Essa coleção de textos de revolucionários norte-americanos dos anos 1960-1970 sobre raça, classe e revolução, organizada por Jones Manoel e Gabriel Landi, faz uma importante contribuição à História dos Estados Unidos no Brasil. Traduz para português e reúne numerosos artigos do jornal dos Panteras Negras, O Pantera Negra, um artigo recente sobre a Coalizão Arco-Íris (uma aliança entre os Panteras, os movimento latinos e trabalhadores brancos), seis contribuições do movimento chicano e porto-riquenho, três documentos do movimento de americanos asiáticos, um panfleto, artigo e recente entrevista sobre os Jovens Patriotas (militantes trabalhadores brancos) e dois textos do movimento indígena. Fornece um bom panorama das posições dos diversos movimentos da época em relação às questões de raça e classe. As notas de rodapé explicam termos, pessoas e eventos desconhecidos para leitores brasileiros. O livro será bastante útil para militantes da esquerda e professores de História dos Estados Unidos no Brasil.

O que deixa a desejar na coleção é o enorme prefácio de 70 páginas de Manoel e Landi. O que se espera numa apresentação de uma coleção desse tipo é uma introdução aos textos, os situando no contexto da época e na literatura existente sobre esses movimentos. Afinal, já existe uma literatura muito ampla, especialmente sobre a luta negra, que discute as origens desses movimentos, suas ideias, debates na esquerda, discussões internas e os problemas que enfrentaram.

Porém, ao invés disso, os organizadores ficam fixados em seus projetos políticos atuais, especialmente os debates em torno do liberalismo e a crítica de Hannah Arendt por Domenico Losurdo. Esse assunto pode até ser discutido – Arendt escreveu uns textos racistas sobre negros nos Estados Unidos –, mas isto acaba dominando o texto. Há 19 citações de Losurdo e 25 de Arendt nas notas de rodapé no prefácio, mas só seis de W.E.B. Du Bois e uma de Angela Davis sem falar da ausência total de especialistas sobre o período e os movimentos como Manning Marable, Peniel Joseph, Joshua Bloom, Waldo E. Martin Jr., Ahmed Shawki e Keeanga-Yamahtta Taylor, para mencionar só alguns estudiosos. O que pauta a historiografia desses movimentos sociais na década de 1960 nos Estados Unidos não é o liberalismo de Hannah Arendt, mas questões mais amplas sobre marxismo, economia política, estratégia e tática nos movimentos e a esquerda como um todo – questões que os autores acima tratam em detalhe.

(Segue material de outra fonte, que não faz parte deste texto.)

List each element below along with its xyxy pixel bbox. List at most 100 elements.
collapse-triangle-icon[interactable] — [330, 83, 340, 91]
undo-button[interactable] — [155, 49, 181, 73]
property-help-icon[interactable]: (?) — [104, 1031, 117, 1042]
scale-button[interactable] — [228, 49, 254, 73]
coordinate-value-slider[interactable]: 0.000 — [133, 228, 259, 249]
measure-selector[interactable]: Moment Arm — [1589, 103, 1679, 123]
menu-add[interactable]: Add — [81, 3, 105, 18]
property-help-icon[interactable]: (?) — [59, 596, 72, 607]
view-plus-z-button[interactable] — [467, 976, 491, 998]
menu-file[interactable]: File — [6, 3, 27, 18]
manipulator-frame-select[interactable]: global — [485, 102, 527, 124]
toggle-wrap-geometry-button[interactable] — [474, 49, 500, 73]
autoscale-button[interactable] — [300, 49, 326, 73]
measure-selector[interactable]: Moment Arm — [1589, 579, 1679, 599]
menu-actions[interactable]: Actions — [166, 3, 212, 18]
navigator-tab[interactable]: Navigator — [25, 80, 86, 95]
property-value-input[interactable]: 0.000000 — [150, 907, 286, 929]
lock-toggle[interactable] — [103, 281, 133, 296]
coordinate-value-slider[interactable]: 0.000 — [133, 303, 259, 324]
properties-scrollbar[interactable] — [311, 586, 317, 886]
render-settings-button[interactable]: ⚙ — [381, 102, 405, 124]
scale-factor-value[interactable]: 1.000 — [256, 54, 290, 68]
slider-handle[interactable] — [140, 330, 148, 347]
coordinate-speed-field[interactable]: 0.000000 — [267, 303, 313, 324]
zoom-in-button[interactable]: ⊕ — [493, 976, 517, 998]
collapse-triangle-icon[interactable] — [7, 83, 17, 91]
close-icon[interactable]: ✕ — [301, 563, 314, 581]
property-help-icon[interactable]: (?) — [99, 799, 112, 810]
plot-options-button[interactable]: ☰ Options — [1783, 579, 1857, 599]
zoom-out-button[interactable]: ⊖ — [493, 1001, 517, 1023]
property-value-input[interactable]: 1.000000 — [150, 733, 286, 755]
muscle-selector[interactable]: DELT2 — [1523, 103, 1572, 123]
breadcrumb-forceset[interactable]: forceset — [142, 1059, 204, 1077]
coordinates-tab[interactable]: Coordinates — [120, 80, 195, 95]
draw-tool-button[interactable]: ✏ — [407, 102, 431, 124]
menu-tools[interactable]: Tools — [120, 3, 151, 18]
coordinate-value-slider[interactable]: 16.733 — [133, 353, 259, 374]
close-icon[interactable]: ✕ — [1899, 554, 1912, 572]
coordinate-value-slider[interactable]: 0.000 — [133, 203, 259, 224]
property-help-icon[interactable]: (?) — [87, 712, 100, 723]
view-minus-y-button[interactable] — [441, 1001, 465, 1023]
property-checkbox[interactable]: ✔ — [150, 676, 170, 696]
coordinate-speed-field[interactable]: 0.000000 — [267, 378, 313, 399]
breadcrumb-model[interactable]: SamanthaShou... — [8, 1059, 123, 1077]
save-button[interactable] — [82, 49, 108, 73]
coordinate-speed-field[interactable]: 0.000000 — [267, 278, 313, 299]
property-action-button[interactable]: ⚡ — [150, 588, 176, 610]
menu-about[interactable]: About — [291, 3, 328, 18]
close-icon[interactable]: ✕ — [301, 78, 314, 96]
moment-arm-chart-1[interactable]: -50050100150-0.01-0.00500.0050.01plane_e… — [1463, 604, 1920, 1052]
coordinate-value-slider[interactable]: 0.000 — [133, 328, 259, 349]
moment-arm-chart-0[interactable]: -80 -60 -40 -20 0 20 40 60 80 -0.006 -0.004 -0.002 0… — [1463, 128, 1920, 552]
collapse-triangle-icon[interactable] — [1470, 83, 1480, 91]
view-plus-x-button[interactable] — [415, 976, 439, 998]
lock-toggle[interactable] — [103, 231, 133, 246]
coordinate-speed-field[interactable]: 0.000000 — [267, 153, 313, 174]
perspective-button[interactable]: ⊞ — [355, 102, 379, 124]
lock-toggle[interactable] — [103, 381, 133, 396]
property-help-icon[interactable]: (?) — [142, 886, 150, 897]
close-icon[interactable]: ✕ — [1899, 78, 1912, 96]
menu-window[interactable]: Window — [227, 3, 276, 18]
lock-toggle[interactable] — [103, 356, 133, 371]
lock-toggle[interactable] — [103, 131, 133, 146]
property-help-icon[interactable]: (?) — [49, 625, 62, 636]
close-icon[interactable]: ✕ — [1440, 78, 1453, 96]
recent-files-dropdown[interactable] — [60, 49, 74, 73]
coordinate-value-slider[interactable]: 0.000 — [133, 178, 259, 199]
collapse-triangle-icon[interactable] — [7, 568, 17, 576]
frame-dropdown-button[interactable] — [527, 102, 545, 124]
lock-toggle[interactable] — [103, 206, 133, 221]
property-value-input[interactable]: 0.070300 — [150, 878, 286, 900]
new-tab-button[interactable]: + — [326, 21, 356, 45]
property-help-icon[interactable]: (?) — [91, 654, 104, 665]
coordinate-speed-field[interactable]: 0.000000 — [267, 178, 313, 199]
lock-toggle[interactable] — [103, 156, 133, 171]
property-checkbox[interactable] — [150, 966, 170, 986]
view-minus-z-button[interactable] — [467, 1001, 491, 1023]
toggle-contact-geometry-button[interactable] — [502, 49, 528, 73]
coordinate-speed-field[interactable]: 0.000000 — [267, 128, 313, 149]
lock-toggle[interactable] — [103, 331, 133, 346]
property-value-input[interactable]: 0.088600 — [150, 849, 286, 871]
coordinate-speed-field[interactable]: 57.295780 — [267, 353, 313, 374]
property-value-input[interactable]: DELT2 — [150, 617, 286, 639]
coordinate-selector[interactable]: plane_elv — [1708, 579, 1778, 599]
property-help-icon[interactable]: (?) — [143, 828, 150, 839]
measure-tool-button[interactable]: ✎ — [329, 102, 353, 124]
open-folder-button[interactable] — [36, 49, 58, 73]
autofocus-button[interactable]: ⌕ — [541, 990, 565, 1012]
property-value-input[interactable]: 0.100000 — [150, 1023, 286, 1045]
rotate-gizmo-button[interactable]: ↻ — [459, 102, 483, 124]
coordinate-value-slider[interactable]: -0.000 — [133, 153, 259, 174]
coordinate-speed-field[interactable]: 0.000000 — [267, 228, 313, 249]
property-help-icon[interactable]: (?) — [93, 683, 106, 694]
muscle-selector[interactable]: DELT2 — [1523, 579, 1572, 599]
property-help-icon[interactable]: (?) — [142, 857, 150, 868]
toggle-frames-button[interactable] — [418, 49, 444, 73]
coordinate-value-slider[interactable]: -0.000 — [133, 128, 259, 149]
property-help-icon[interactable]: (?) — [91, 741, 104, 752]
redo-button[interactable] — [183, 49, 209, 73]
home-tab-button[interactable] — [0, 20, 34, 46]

Interessantemente, também não há textos da League of Revolutionary Black Workers, uma organização independente de base entre trabalhadores negros das fábricas automobilísticas de Detroit que organizou várias greves bem sucedidas em 1968-1969. Além da influência do chamado marxismo-leninismo (maoismo e comunismo stalinista) na League, houve também na organização correntes de pensamento do Pan-Africanismo de CLR James e do marxismo humanista de Raya Dunayevskaya, Grace Lee Boggs e James Boggs (todos moradores de Detroit).

Finalmente, não há nenhuma referência aos estudos e traduções para português já feitos nos últimos anos por brasileiros sobre esses movimentos.

Combinado com uma leitura mais ampla de fontes secundárias, porém, essa coleção é mais que bem-vinda. Isto é particularmente importante no momento atual como surgimento de Black Lives Matter nos Estados Unidos e a atuação central de movimentos antirracistas e sociais no Brasil.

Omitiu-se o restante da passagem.